Bien ancré dans le paysage condruzien, le restaurant de Christophe Pauly offre une cuisine qui célèbre la saisonnalité avec une remarquable clarté. Le menu que les Membres du Club royal des gastronomes de Belgique ont pu déguster était une démonstration de l’art d’aller à l’essentiel, une démarche qui révèle la maîtrise technique du Chef sans jamais tomber dans l’esbroufe.
Les « Intro » sont accompagnées de champagne Perrier-Jouët « Grand Brut. » La tartelette potagère s’impose comme un excellent prélude végétal, frais et direct, une explosion de betterave rouge. La pizza soufflée, oxymore culinaire, joue les entrées malicieuses, coussin d’air surmonté de burrata, de tomate concentrée, et de truffe d’automne râpée. Dans une corolle de verre orangé, le « petit pot de ouf, » au potimarron et speck, saupoudré de mimolette râpée, est un accord réconfortant, un classique de l’automne. L’alliance terreuse et sucrée du potimarron est électrisée par le sel et le fumé du speck. « La simplicité est la sophistication suprême » ; cet aphorisme attribué à de Vinci trouve une belle illustration dans cette dernière création.

La coquille St Jacques de Dieppe représente le premier temps fort du repas. La cuisson du mollusque est irréprochable, nacrée à souhait. L’association avec la crème crue et la verveine est un mariage réussi, la fraîcheur herbacée équilibrant la richesse du produit. L’intégration des palets d’huîtres apporte une salinité et une complexité iodée qui interrogent le palais. (Chinon, « Le Droit Chenin »)

Servi dans un bol de porcelaine blanche, le plat suivant est un hommage à la saison et aux forêts mettant bien en valeur cèpes et girolles. Au fond est l’élément qui surprend : une royale de haddock fumé à la texture soyeuse d’une délicatesse inouïe et au goût puissant. Dessus : champignons, jus et écume de champignons. C’est un contraste terre-mer audacieux et bien maîtrisé. (Rioja, « Ana de Altún », 2024)

Nous continuons avec un morceau de homard passé au feu de bois. La note fumée et torréfiée de la cuisson donne du caractère au crustacé. L’accompagnement est réfléchi : l’amertume du panais, le parfum zesté du yuzu et la profondeur fermentée de l’aubergine au miso forment une harmonie gustative qui soutient le homard sans l’éclipser. La réduction de carcasse lie l’ensemble avec densité. (Côtes de Provence, Château Gasqui, « Citius », 2024).

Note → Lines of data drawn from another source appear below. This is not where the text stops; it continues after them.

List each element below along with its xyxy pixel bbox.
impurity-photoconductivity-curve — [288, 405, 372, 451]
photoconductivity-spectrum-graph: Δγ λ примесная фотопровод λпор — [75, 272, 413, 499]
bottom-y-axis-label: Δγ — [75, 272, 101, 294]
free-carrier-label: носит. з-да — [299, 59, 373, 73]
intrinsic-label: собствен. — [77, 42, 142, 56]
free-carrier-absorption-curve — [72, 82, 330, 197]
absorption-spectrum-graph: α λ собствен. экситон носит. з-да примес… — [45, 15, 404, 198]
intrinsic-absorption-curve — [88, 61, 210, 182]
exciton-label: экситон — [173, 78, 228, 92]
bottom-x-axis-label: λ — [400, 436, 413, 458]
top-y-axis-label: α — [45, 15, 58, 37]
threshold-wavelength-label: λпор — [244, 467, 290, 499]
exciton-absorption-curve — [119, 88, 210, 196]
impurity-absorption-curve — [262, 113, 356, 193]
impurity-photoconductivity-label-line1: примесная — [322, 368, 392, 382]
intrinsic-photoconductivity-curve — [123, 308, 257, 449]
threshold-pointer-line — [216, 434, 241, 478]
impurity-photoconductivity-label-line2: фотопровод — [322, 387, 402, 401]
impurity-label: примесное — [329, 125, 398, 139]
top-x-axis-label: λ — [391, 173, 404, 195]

Avec le plat principal, présenté dans une grande assiette blanche au léger motif spiralé, nous revenons à l’ancrage local. Des noisettes de faon d’Ardennes sont accompagnées d’un contrepoint chromatique de trois quenelles végétales jaune, rouge-violacé foncé, et vert permettant à la finesse de la viande de s’exprimer. La qualité de la venaison est indéniable, et sa tendreté témoigne d’une belle sélection. La purée de céleri rave est anoblie par le croquant et le goût de noisettes du Piémont. Du chou rouge à la flamande apporte l’acidité et le sucre nécessaires pour trancher avec la richesse de la sauce infusée de génépi. Une quenelle de purée de haricots verts coiffée de salade frisée et de quelques oignons confits apporte une fraîcheur et une texture végétale bienvenue. Cet élégant plat de chasse est agréablement accompagné d’un élégant vin de Côtes du Rhône (Château La Nerthe, 2022).

Le dessert est un câlin gourmand qui s’inscrit dans la même recherche de justesse que les plats précédents. Une mousseline tiède au chocolat Guanaja, sombre et réconfortante est sobrement présentée dans une assiette de porcelaine blanche. Sa puissance aromatique est parfaitement équilibrée par la fraîcheur acidulée de la poire William, travaillée en fine gelée et sorbet. L’alternance des températures et des textures, notamment grâce à la note croquante d’un crumble de cacao, assure une finale à la fois gourmande et subtilement allégée (« Moss », Ferme Fuerrieri, Marche).
Nous concluons avec thés, cafés, digestifs, et « Peps » : le mélange pomme, oseille, yaourt et meringue aux herbes est vif et rafraîchissant. Le « BN » à la vanille et au citron vert et le sorbet à la violette sont des notes finales légères et pleines d’esprit.

Modeste, le Chef n’aime pas les applaudissements, ce qui ne nous empêche pas de le féliciter. Sa cuisine nous rappelle que la haute gastronomie n’a pas besoin de fioritures excessives et le menu est un récit saisonnier cohérent, porté par de justes associations de saveurs. Une table qui honore son terroir.